Theorem. If T is a compact self-adjoint operator on a Hilbert space, then either ‖T‖ or −‖T‖ is an eigenvalue of T. Furthermore, the set of all eigenvalues of T (the point spectrum of T) is either finite or consists of a countable sequence tending to 0.

[Incidentally, while I had no problem remembering the “furthermore” part about the point spectrum, I had completely forgotten the simpler fact that, up to sign, the operator norm of T is always one of its eigenvalues.]

The next result, the Spectral Theorem, is essentially the “diagonalization” result for compact, self-adjoint operators, analogous to results from finite-dimensional linear algebra on the diagonalization of (conjugate-)symmetric square matrices.

Spectral Theorem. If T is a compact self-adjoint operator on a Hilbert space H, then there exists a finite or infinite orthonormal sequence (xn) of eigenvectors of T with corresponding real eigenvalues (λn) such that, for all xH,

Tx = ∑n λnx, xnxn.

Note that the orthonormal sequence of the Spectral Theorem can be extended by the usual basis extension and orthogonalization procedures to an orthonormal basis of H.

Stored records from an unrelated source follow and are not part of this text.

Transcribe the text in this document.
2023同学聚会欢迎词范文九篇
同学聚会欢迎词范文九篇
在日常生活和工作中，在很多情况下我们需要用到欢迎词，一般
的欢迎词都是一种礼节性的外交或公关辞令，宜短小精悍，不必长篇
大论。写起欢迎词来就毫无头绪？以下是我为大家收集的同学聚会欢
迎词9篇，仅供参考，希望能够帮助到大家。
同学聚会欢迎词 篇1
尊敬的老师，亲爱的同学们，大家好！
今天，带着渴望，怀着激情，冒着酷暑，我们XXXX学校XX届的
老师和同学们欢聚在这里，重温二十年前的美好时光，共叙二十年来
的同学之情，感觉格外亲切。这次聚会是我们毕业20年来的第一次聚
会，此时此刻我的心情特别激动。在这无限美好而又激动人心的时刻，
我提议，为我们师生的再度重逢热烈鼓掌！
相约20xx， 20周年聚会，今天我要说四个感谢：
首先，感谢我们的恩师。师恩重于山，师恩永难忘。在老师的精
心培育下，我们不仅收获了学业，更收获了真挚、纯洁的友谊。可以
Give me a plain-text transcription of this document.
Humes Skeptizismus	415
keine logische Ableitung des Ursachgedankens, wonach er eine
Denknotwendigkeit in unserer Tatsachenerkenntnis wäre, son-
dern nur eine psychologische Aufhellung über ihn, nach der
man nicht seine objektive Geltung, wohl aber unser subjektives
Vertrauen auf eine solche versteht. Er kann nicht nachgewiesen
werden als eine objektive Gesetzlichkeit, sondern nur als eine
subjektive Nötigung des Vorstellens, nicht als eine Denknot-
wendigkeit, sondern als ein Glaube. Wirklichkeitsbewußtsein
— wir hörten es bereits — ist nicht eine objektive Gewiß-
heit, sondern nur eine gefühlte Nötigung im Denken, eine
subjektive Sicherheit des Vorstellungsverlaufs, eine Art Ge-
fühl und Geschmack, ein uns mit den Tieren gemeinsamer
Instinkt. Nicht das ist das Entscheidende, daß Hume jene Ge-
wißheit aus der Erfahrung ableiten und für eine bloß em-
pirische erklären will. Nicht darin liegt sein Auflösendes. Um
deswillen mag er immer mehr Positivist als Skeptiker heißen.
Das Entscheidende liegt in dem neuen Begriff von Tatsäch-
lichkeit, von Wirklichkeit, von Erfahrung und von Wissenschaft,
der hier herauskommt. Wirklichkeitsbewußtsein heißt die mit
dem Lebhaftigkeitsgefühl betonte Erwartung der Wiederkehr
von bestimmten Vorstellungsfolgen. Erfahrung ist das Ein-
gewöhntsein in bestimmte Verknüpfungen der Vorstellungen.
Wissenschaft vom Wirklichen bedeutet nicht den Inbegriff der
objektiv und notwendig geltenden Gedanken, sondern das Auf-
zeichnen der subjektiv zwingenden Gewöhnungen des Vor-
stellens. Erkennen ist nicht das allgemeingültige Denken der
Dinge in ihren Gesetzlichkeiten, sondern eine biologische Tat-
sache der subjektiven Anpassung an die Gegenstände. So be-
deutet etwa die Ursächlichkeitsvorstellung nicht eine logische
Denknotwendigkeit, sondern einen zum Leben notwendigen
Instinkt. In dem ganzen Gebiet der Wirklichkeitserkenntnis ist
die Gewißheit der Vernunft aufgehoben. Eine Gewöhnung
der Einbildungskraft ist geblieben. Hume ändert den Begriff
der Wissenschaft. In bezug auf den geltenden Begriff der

The other key fact about eigenvalue problems for compact (not necessarily self-adjoint) operators is the Fredholm Alternative, which in finite-dimensional settings follows from the Rank-Nullity Theorem. The Fredholm Alternative asserts a dichotomy: either λ is an eigenvalue of T, or else it lies in the domain of the resolvent of T. More precisely,

Fredholm Alternative. Let T: XX be a compact operator on a Banach space X, and let λ ∈ ℂ be non-zero. Then precisely one of the following holds true:

• (eigenvalue) there is a non-zero solution xX to the eigenvalue equation Tx = λx;
• (resolvent) the operator Tλ has bounded inverse (Tλ)−1.